Человек женского пола по имени Женя подпрыгнул на месте и побежал в киоск, покупать ещё сникерсов.

Мой манипулятор

Он прощупывал мои границы с самого начала знакомства. Дёргал за ниточки, чтобы проверить, кукла я или человек. Бил наугад, ища мои болевые точки. Иногда зло шутил. Время от времени ставил меня в такие ситуации, когда всё моё существо должно было сгруппироваться, чтобы выкрутиться, выбраться, сохранить себя.

С самого начала он вёл себя абсолютно так, как любой другой на его месте, но гипертрофированно, на грани фола. Да и за нею тоже.
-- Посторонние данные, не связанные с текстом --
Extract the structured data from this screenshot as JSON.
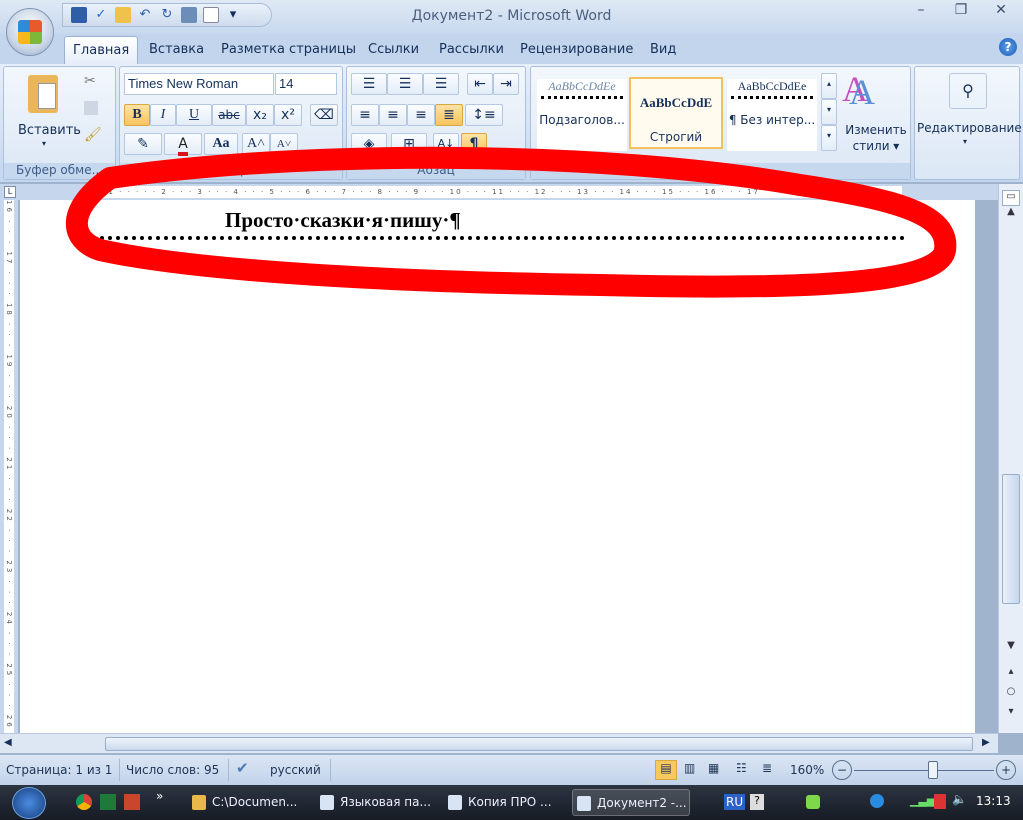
{
  "window": {
    "title": "Документ2 - Microsoft Word",
    "minimize": "–",
    "restore": "❐",
    "close": "✕"
  },
  "qat": {
    "icons": [
      "save-icon",
      "spellcheck-icon",
      "open-icon",
      "undo-icon",
      "redo-icon",
      "print-layout-icon",
      "print-preview-icon",
      "customize-icon"
    ]
  },
  "tabs": [
    "Главная",
    "Вставка",
    "Разметка страницы",
    "Ссылки",
    "Рассылки",
    "Рецензирование",
    "Вид"
  ],
  "clipboard": {
    "paste": "Вставить",
    "label": "Буфер обме..."
  },
  "font": {
    "name": "Times New Roman",
    "size": "14",
    "label": "Шрифт",
    "bold": "B",
    "italic": "I",
    "underline": "U",
    "strike": "abc",
    "sub": "x₂",
    "sup": "x²",
    "case": "Aa",
    "grow": "A˄",
    "shrink": "A˅",
    "color_accent": "#d7141a"
  },
  "paragraph": {
    "label": "Абзац",
    "pilcrow": "¶"
  },
  "styles": {
    "label": "Стили",
    "items": [
      {
        "sample": "AaBbCcDdEe",
        "name": "Подзаголов..."
      },
      {
        "sample": "AaBbCcDdE",
        "name": "Строгий",
        "selected": true
      },
      {
        "sample": "AaBbCcDdEe",
        "name": "¶ Без интер..."
      }
    ],
    "change_line1": "Изменить",
    "change_line2": "стили ▾"
  },
  "editing": {
    "label": "Редактирование"
  },
  "ruler": {
    "h": "· 1 · · · · · 2 · · · 3 · · · 4 · · · 5 · · · 6 · · · 7 · · · 8 · · · 9 · · · 10 · · · 11 · · · 12 · · · 13 · · · 14 · · · 15 · · · 16 · · · 17",
    "v": "16 · · · 17 · · · 18 · · · 19 · · · 20 · · · 21 · · · 22 · · · 23 · · · 24 · · · 25 · · · 26"
  },
  "document": {
    "heading": "Просто·сказки·я·пишу·¶"
  },
  "annotation": {
    "color": "#ff0000"
  },
  "status": {
    "page": "Страница: 1 из 1",
    "words": "Число слов: 95",
    "language": "русский",
    "zoom": "160%",
    "zoom_minus": "−",
    "zoom_plus": "+"
  },
  "taskbar": {
    "items": [
      "C:\\Documen...",
      "Языковая па...",
      "Копия ПРО ...",
      "Документ2 -..."
    ],
    "lang": "RU",
    "clock": "13:13",
    "more": "»"
  }
}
Я выдавала те реакции, которые казались мне правильными. На нарушение границ на заставе по тревоге вставал дополнительный наряд и выдворял нелегала ещё на стадии нейтральной полосы. Ниточки, за которые он дёргал, оказались ведущими в основном к его же собственным рукам и ногам. Максимум, что он смог «дёрнуть» во мне, — это чувство юмора, которое не могло спать, видя такие настойчивые попытки создать мини-театр кукол. Тоже мне Карабас-Барабас недоделанный!

Болевые точки находились не там, где он ожидал, так что его удары встречали или улыбку, или вежливое недоумение. Когда я была в плохом настроении, то и ответные удары. А стреляла я всегда кучно, в голову. Злые шутки натыкались на мои собственные, с налётом чёрного юмора, но очень смешные. И тут уже его очередь была выбирать: искренне посмеяться вместе со мной или терпеть то, как смеются над ним.

В созданных им ситуациях моё существо, сгруппировавшись, начинало кувыркаться, становилось в «берёзку» или «мостик», а иногда, недолго думая, садилось на поперечный шпагат.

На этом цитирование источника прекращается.